I don’t remember if I told you or not, but for the past 4 weeks I’ve been sleeping on a cruise boat in the Port of Darwin. I was lucky enough to have a friend with a job there, eager to give me a cheaper mean to stay in a definitely picturesque setting. The only downside, and not a little one, was that since I was not supposed to be there, I would have had to leave the boat every morning before 7.45 am, and returning after 10 pm when all the crew had already left. It was not very relaxing, definitely, but it was the only real option I had. And it was fun, in the first place.
Everything was fine: I had my place to sleep on some comfy mats, I’d take shower with a hose, the toilet was nice and it was just great to wake up in the early morning gently rocked by the waves, and see some cormorants peeking at me from the jetty outside, while the dawn colored the sky in bright shades of red and pink. I used to wake up, get ready and then walk down to the kitchen area to make me some tea pouring some water in a bowl and putting it in the microwave. That was such a fast and daily habit by late July that one morning when I heard a metallic sound from upstairs, I really started panicking. What was happening? Someone was definitely getting on board. The metal gate had been lifted and that was not my friend. Damn.
I didn’t know what to do so I thought for a few seconds that seemed minutes, and realized the only thing to do was to get out of there as fast as I could. I walked upstairs and, don’t ask me why, I could get back into the sleeping area where I left my bag without stumbling into anyone. Lucky me. I grabbed my two things and I ran the whole length of the deck, lifted a door and entered my friend’s room. He was still asleep, and when I told him someone was there and I didn’t know what to do, he woke up immediately.
“Stay here” was the order, while he disappeared upstairs and I tried to make myself smaller into the small room. If they caught me, he would probably have been in trouble for he wasn’t allow to let people on the boat overnight.
He came back after a couple minutes telling me the owner came earlier than usual to make sure some work could have been done to the deck, and that I had two options: try to snick out whenever I felt it was safe and nobody was around, or just stay there and wait for the boat to clear up. But the second one would have meant maybe to stay in that small, cramped room for a few hours. Not the perfect plan. My friend disappeared upstairs and I was left behind, thinking of what to do, while the walls were becoming smaller and smaller. I knew something annoying might have come, any day. I decided I wanted to leave anyways, and therefore I set foot on the small wooden stairs, trying to peek outside of the hole, making sure nobody was around.
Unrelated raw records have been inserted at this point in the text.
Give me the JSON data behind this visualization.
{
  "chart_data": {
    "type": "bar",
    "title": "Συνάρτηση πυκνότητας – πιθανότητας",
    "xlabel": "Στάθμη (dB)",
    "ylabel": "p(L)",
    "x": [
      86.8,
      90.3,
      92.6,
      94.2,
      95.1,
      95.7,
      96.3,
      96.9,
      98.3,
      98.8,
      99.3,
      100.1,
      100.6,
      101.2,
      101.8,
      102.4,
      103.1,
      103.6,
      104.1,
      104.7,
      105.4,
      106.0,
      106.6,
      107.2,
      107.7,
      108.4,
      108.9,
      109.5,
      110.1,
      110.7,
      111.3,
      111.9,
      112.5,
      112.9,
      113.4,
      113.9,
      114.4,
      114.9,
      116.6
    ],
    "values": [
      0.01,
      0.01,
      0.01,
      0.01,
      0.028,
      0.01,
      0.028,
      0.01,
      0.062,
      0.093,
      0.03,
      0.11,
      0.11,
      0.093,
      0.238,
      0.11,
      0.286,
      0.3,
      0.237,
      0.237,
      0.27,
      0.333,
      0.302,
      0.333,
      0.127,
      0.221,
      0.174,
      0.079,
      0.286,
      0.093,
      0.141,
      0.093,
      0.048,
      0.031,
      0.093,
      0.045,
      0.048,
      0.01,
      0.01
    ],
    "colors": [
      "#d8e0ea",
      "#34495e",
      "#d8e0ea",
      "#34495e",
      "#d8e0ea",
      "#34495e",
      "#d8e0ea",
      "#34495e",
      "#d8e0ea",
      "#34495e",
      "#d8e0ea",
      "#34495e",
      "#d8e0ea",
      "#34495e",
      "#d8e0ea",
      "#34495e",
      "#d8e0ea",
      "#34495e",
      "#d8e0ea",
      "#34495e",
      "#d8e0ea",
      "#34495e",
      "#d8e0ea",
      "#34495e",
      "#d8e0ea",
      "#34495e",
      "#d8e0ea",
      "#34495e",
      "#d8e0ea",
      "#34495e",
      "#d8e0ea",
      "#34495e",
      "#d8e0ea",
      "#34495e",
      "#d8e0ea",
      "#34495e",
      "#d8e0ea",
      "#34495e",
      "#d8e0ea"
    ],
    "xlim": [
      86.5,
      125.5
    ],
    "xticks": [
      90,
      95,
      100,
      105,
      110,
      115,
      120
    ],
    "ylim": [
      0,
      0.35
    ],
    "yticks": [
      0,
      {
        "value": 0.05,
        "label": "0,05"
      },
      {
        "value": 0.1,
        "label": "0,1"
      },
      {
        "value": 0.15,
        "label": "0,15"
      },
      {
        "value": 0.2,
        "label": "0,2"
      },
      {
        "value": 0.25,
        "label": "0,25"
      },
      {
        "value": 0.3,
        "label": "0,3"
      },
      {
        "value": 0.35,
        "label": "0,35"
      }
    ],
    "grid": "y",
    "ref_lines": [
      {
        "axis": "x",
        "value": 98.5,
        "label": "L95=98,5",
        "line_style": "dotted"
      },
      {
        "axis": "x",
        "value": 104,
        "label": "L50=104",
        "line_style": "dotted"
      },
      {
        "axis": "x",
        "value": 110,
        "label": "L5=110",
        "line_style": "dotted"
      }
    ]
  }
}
It was hard to have a clear, distinct idea of the situation, since the visibility was partly blocked by the opened door, and I was underground, looking outside on the deck from some sort of cellar. It seemed like nobody was around, and I suddenly remembered that my friend suggested me to leave when they would have gotten on the dingy to go check out another boat, a few metres away. I looked at the side of the deck, and since I couldn’t see any smaller dingy, I just decided to make the move. A couple seconds passed, as I grabbed my bag and made sure everything I left behind was safe, and then before overlooking for a last time, I was out on the greyish deck. The harbour was all around, staring at me with thousands vibrating eyes made of sunbeams. I just turned around and started running towards the little exit on the right side, nobody was in sight. I felt like my plan was perfect and jumped out barefoot going up the stairs connecting the raft to the jetty.
As I got almost to the top, I glanced sideways and I saw one worker bent down on the deck, giving me his shoulders. He didn’t see me. The plan was perfect, I made it out safe, for myself and my friend!! A few victory thoughts got into my mind while I walked the last portion of the jetty, approaching the park where I sat down to rest and get the adrenaline rush off my system. I had made it.
It was just a few hours later when I was sitting at the library trying to use some wifi connection that my friend came in and even before sitting down, he stared me in the eye and said: “He saw you”
He saw me. Damn. He saw somebody running for a second at the top of the jetty stairs. It was my bloody back who committed treason, and I got caught. No dramas actually. Not for my friend, he got away very simply with it, saying I was a friend with a problem who stayed for a couple nights. But for me, now I had to find another place to stay. Damn. There hasn’t been any time in Australia where i could just sit back and relax and let things go with the flow, because every time something major or minor like this would happen. What have I done to this country to deserve all of this?? I don’t have a clue. That’s how I had to leave the boat that rocked my nights for a month, and man although some days I felt like puking each time I was walking, still feeling the sea inside of me, I reckon it was good. One of the funniest accommodations I ever had in this trip. Filed under “travel memories” now, sadly, but will be always there in the back of my mind.